A United Nations humanitarian coordinator says around 1.2 million children in Afghanistan are acutely malnourished, with half a million of those suffering from poor nutrition under the age of five.
The UN Deputy Special Representative for Afghanistan Mark Bowden stated on Wednesday that food insecurity affects nearly eight million people in the war-wrecked Asian country, and the presence of 225,000 refugees who have fled the Pakistani army’s operations against militant hideouts in a northwestern tribal region near the border with Afghanistan has exacerbated the humanitarian problems.
Bowden also appealed for USD 405 million to cover the humanitarian needs of the people in Afghanistan in 2015. According to the data collected by the Afghan government and UN in June, 55 percent of Afghan children are suffering irreversible complications of severe malnutrition. The majority of Afghans cannot afford even a minimally healthy diet, and in some provinces only one in five could afford regular balanced meals, another UN study suggests.

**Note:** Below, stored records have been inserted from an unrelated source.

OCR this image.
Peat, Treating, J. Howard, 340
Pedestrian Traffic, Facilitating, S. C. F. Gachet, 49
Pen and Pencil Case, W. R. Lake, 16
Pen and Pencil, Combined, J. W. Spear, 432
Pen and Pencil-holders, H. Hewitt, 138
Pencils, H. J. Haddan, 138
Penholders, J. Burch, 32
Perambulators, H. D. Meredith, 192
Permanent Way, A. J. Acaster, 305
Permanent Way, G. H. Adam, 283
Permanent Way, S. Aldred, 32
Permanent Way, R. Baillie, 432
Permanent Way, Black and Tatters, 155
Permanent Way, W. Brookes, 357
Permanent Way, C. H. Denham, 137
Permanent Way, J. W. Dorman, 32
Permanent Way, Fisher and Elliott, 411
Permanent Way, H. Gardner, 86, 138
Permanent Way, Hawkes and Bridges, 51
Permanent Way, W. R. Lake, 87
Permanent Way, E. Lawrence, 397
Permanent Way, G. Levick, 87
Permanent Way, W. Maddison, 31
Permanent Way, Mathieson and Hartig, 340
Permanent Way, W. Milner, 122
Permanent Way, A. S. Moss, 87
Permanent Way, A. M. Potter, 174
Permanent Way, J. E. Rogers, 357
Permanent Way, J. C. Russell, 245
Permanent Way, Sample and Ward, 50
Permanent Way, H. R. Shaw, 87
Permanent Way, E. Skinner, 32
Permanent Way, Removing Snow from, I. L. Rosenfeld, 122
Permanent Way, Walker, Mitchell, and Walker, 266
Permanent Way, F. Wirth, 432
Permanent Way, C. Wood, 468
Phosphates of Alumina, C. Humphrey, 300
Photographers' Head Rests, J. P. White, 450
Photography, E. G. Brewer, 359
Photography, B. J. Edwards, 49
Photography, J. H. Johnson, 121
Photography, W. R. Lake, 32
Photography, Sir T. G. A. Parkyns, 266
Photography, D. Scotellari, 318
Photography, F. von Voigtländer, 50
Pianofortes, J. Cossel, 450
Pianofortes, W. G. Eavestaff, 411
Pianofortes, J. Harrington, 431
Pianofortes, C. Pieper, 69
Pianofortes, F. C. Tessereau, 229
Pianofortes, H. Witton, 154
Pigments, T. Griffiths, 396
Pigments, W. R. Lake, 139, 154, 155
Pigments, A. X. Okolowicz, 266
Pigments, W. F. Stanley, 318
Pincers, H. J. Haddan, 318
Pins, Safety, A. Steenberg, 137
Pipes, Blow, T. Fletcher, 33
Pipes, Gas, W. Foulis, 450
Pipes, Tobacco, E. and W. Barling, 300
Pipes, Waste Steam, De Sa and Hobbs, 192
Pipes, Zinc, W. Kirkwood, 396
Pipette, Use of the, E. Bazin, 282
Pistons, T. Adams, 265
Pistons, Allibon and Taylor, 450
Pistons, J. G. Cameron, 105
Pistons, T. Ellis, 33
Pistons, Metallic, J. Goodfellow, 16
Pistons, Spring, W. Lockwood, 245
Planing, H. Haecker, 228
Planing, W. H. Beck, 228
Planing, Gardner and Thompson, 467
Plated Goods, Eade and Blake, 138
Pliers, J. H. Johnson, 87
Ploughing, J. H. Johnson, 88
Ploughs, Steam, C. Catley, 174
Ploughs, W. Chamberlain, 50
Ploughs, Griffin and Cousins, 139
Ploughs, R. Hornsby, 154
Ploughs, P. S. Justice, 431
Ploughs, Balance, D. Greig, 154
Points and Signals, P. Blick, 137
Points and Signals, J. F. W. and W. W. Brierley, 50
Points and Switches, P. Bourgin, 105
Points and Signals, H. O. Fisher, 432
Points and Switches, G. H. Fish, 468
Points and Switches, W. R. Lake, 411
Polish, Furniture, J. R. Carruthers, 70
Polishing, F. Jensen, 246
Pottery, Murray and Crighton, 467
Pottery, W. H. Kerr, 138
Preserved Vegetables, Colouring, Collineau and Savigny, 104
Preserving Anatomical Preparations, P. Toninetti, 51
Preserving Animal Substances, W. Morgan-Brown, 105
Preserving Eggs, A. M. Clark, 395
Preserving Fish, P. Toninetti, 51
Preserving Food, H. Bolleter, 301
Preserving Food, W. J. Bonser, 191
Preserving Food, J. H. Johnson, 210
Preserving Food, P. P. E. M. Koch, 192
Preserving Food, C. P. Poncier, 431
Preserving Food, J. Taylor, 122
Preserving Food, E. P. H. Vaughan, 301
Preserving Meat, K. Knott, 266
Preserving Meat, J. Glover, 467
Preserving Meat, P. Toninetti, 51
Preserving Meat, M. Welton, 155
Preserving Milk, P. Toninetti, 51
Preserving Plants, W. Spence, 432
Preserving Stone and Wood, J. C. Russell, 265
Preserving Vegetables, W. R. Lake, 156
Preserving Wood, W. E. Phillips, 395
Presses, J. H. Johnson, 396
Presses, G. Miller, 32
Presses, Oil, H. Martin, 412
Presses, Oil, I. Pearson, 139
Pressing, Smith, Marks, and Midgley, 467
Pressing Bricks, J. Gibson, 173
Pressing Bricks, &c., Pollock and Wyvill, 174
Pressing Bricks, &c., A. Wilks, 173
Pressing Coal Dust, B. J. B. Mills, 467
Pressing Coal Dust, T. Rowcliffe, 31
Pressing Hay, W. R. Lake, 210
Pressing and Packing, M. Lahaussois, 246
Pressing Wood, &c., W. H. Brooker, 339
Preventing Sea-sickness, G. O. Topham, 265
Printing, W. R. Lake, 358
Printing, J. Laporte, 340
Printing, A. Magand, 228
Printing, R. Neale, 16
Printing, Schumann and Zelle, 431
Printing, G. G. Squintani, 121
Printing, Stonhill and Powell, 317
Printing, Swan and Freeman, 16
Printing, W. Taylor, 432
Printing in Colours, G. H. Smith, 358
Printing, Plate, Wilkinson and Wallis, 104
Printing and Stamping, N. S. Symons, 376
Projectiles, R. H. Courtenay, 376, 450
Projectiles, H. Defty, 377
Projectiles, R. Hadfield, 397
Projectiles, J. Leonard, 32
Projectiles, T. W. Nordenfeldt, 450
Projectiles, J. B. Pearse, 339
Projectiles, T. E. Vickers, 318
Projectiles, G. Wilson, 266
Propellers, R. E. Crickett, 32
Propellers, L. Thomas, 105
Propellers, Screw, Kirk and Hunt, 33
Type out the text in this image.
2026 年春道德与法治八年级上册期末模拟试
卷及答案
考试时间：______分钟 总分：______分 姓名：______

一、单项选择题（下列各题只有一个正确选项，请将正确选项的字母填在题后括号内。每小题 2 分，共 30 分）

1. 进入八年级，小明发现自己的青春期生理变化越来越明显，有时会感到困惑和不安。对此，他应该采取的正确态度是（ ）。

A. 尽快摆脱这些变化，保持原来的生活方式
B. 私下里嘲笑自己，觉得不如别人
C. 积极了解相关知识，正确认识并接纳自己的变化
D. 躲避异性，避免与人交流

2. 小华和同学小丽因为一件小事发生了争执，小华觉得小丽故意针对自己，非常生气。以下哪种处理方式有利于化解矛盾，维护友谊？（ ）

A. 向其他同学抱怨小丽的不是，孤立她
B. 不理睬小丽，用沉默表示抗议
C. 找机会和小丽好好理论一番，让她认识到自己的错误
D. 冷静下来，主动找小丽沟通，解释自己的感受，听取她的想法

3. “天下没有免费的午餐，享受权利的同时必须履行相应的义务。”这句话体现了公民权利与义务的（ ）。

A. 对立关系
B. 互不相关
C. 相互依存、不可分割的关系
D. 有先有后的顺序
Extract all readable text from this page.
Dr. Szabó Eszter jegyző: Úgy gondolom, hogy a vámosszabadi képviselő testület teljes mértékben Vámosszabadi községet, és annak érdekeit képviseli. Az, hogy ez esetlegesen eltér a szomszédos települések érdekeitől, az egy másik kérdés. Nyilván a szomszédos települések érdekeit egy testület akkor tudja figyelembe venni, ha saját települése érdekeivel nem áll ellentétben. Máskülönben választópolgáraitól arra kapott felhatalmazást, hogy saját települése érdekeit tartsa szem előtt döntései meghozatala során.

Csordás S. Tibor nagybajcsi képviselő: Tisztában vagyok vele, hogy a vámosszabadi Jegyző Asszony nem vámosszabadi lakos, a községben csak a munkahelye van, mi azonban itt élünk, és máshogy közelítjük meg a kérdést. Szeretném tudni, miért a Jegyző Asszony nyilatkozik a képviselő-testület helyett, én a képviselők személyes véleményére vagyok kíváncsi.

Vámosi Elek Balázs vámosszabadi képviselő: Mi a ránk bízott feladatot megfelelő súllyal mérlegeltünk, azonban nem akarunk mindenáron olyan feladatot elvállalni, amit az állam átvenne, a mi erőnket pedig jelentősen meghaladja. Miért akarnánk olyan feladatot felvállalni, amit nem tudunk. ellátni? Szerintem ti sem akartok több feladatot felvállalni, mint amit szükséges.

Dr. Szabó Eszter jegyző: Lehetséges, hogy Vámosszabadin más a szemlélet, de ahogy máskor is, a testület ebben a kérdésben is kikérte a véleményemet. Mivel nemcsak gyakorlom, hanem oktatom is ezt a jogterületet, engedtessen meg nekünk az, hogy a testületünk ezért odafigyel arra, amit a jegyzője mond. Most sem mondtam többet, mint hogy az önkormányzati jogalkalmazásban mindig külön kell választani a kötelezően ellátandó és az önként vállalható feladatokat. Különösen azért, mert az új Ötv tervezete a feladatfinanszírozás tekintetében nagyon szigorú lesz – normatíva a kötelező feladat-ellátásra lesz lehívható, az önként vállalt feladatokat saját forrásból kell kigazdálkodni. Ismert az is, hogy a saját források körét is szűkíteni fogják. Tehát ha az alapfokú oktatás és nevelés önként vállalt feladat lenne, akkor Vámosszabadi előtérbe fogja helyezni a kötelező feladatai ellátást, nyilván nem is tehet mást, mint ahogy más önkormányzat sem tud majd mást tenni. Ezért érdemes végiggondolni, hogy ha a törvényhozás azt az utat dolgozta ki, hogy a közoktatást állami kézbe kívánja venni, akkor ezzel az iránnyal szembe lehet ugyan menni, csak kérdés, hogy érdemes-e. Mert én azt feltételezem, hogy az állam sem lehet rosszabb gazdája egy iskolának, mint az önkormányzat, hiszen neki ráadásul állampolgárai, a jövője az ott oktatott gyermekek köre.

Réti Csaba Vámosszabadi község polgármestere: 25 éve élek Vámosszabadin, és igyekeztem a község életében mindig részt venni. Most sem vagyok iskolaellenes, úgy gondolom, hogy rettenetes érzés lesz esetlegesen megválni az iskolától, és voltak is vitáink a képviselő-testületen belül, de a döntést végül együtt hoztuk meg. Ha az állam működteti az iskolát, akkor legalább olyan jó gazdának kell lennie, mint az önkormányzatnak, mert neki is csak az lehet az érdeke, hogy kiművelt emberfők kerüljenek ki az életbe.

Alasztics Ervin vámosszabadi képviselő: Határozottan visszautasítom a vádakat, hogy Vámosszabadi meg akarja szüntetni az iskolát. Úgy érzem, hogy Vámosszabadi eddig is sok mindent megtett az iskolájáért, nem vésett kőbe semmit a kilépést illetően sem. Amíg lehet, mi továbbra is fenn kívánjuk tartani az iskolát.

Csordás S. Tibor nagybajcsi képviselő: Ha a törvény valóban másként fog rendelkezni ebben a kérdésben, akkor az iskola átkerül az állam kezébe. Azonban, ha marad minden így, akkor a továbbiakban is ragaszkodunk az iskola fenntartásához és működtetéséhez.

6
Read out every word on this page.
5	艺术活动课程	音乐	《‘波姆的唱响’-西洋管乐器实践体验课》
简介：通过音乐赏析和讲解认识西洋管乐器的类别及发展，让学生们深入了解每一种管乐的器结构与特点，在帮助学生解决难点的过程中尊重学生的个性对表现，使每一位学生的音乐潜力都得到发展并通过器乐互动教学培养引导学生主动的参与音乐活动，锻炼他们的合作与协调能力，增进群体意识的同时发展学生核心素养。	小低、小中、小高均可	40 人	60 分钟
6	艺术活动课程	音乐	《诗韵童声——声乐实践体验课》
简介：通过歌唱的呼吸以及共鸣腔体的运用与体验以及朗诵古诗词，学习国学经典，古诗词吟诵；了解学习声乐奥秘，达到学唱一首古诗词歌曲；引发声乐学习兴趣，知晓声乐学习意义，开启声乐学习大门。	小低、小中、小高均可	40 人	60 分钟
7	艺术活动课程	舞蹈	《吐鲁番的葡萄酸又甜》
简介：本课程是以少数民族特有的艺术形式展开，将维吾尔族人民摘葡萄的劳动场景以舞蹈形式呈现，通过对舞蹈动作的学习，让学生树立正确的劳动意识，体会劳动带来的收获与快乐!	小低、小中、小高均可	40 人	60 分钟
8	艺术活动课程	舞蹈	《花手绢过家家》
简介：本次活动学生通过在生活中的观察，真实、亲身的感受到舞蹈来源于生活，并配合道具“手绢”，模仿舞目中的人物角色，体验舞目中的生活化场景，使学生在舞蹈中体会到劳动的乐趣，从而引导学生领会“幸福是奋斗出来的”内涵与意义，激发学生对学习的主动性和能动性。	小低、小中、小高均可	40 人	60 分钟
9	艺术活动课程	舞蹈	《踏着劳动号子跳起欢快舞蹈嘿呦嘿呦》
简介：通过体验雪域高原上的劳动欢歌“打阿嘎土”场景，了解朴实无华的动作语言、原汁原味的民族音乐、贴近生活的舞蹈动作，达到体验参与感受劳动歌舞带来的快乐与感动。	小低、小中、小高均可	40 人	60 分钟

Severe cases of malnutrition have been reported in the provinces of Helmand, Kandahar, Konar, Farah, Paktia and Paktika — all places where the US-led war has wrecked people’s lives and pushed the poor over the nutritional edge.
Medical sources and aid workers have mainly blamed continuing war and refugee displacement for the hunger crisis. Meanwhile, human rights activists have raised alarm over the plight of child workers in Afghanistan, noting that most of these youngsters are facing rising levels of violence and sexual abuse. The United States and its allies invaded Afghanistan in 2001 as part of Washington’s so-called war on terror. The offensive removed the Taliban from power, but insecurity remains across the country despite the presence of thousands of US-led troops.